Rezension

Dystopische Gesellschaftssatire

Blue Skies
von T.C. Boyle

Bewertet mit 4 Sternen

Blauer Himmel ist schön? Das war gestern. In Kalifornien hat es seit 4 Jahren nicht geregnet, Florida dagegen ertrinkt im Starkregen und Stürme sind mittlerweile völlig unberechenbar. Das ist die Situation in den USA, in der Boyle uns mit Ottilie und Frank und ihren Kindern Cooper und Catherine (Cat) bekannt macht. Ein dystopisches Setting für eine bissige, fast zynische Gesellschaftssatire mit rabenschwarzem Humor.

Cat sind das Klima und die Natur im Grunde egal. Sie hat vor dem Schaufenster einer Reptilienhandlung eine Eingebung – eine Schlange würde sie einzigartig in der Influencer Scene machen, der sie so gerne angehören würde. Es gibt verschiedene Hinweise darauf, dass eine Königspython als Haustier keine gute Idee ist, vor allem, wenn man wie sie ein Alkoholproblem hat, aber Cat ignoriert sie alle. Sie und ihr Mann Todd, der beruflich als „Bacardi-Botschafter“ um die Welt jettet und Partys veranstaltet, stehen für die vielen oberflächlichen Menschen, deren Maßstab nur ihr eigenes Wohlergehen ist. In Cats Fall hat dieser Hedonismus einen exorbitanten Preis – der Kauf der Schlange stößt ein Drama an, das die ganze Familie erschüttern wird.

Cats Bruder Cooper ist Entomologe aus Leidenschaft und der einzige in der Familie, der die Dramatik des Klimageschehens voll zu durchdringen scheint. Aber auch er ist kein Held, sondern ein selbstgerechter Langweiler.  In der Schule einst ein verachteter Nerd mit dem Spitznamen „Bug Boy“, dient ihm nun sein Engagement dazu, seine moralische Überlegenheit zu beweisen. Die Natur vergilt ihm seine Unaufrichtigkeit – typisch für die Boylesche Ironie - mit einem Zeckenbiss, der ihn fast das Leben kostet.

Die Sympathieträgerin des Romans ist die Mutter Ottilie, die ihr Bestes tut, um sich klimafreundlich zu verhalten. Aber es gelingt ihr nicht. „ … Sake war ihr liebstes Getränk, weil der Rauch der Buschbrände den Reis, aus dem er hergestellt wurde, nicht beeinträchtigte. Allerdings erwähnte niemand, wie intensiv Reis bewässert werden musste.“ Durch sie bekommen wir die absurde Übermacht bürgerlicher Codes vorgeführt. Ottilie kann Nahrung nicht ohne Genuss denken, selbst wenn es mittlerweile darum geht, Milliarden Menschen vor dem Hungertod in einer kollabierenden Umwelt zu retten. „Blue Skies“ zeigt: Wir haben immer noch die falschen Kriterien. Wir wissen das  – und ignorieren es.

Die Dramaturgie des Romans ist denkbar krass – alle versuchen, mit der „neuen Normalität“ zurecht zu kommen. Aber was sie auch unternehmen, „die Natur beisst zurück“, und zwar immer überraschend und viel drastischer als erwartet. Immer, wenn eine der Figuren glaubt, es kann nicht schlimmer kommen – dann kommt es schlimmer.
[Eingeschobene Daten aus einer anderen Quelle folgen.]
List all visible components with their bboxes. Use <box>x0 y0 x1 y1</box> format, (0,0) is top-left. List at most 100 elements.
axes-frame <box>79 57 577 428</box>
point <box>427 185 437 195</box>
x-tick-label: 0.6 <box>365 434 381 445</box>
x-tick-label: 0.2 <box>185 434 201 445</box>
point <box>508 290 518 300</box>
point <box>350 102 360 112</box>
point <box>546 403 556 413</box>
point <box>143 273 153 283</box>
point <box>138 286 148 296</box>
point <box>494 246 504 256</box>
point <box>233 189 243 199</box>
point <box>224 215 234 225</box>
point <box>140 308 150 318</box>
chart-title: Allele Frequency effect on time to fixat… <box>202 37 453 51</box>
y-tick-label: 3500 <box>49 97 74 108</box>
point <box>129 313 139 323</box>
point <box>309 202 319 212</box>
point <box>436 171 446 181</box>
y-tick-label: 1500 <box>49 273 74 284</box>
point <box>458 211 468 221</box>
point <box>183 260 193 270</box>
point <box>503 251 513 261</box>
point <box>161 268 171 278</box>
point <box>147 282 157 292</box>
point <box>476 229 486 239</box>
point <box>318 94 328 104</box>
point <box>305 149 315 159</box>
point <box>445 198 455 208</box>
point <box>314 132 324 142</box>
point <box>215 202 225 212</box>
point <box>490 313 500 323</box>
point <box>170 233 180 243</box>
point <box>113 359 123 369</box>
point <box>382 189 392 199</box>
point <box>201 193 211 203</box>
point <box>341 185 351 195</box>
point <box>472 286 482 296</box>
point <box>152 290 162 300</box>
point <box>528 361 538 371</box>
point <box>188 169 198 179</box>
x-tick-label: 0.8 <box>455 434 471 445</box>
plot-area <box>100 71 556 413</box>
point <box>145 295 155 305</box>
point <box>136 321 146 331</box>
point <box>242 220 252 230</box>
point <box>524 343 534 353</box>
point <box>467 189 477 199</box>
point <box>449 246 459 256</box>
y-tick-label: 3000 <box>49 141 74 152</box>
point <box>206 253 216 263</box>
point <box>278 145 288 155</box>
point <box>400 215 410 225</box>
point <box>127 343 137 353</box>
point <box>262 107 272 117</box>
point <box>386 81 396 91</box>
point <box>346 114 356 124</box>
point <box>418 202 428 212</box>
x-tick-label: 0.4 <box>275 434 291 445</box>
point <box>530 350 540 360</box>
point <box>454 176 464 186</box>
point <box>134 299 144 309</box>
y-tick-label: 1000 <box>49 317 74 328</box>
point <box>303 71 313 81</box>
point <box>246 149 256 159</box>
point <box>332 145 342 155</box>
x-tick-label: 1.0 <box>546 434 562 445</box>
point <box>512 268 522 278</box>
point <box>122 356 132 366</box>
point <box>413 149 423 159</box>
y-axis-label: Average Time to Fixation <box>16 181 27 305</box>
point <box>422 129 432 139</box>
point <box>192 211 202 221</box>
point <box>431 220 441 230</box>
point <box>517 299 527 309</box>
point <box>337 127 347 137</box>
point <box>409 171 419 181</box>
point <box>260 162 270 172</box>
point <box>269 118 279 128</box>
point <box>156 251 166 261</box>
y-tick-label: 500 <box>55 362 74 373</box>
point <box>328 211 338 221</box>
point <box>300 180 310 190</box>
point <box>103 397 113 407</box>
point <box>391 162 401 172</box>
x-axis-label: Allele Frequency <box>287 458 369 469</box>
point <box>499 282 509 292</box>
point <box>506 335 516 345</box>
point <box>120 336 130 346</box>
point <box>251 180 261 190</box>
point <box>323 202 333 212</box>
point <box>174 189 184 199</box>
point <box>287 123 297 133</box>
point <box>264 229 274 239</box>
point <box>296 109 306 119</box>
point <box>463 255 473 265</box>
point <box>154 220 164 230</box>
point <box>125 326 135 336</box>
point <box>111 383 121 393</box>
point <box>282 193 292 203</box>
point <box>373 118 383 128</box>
Aber trotz dramatischer Ereignisse in der Handlung fühlt sich deren Fortschritt eher träge an – vielleicht weil Boyles ebenso meisterhafte wie distanziert-ironische Charakterzeichnung die Leserin auf Abstand zu seinen Figuren hält.

Im letzten Viertel des Romans zerbröselt unter dem Druck der Umweltveränderungen auch die Infrastruktur. Dennoch hat das Ende einen verhalten optimistischen Touch – ob es hierfür Grund gibt oder das schlicht der unbelehrbaren Natur des Menschen geschuldet ist, bleibt offen. Werden am Ende die Illusionen, die wir offenbar brauchen, um psychisch zu überleben, zu unserem physischen Untergang führen?

Boyles Roman liefert keine Lösungsvorschläge, auch wenn er einen asiatischen Milliardär einen unautorisierten Klimarettungsversuch unternehmen lässt. Er führt uns vor, was er sieht und überlässt die Schlussfolgerungen seinen Leser:innen. Das macht er gewohnt virtuos und sachkundig – alle Szenarien des Romans, auch die krassesten, sind schlüssig und zeitnah denkbar. Zwar zählt „Blue Skies“ aus meiner Sicht nicht zu Boyles packendsten Romanen; dennoch lohnt sich die Lektüre allemal.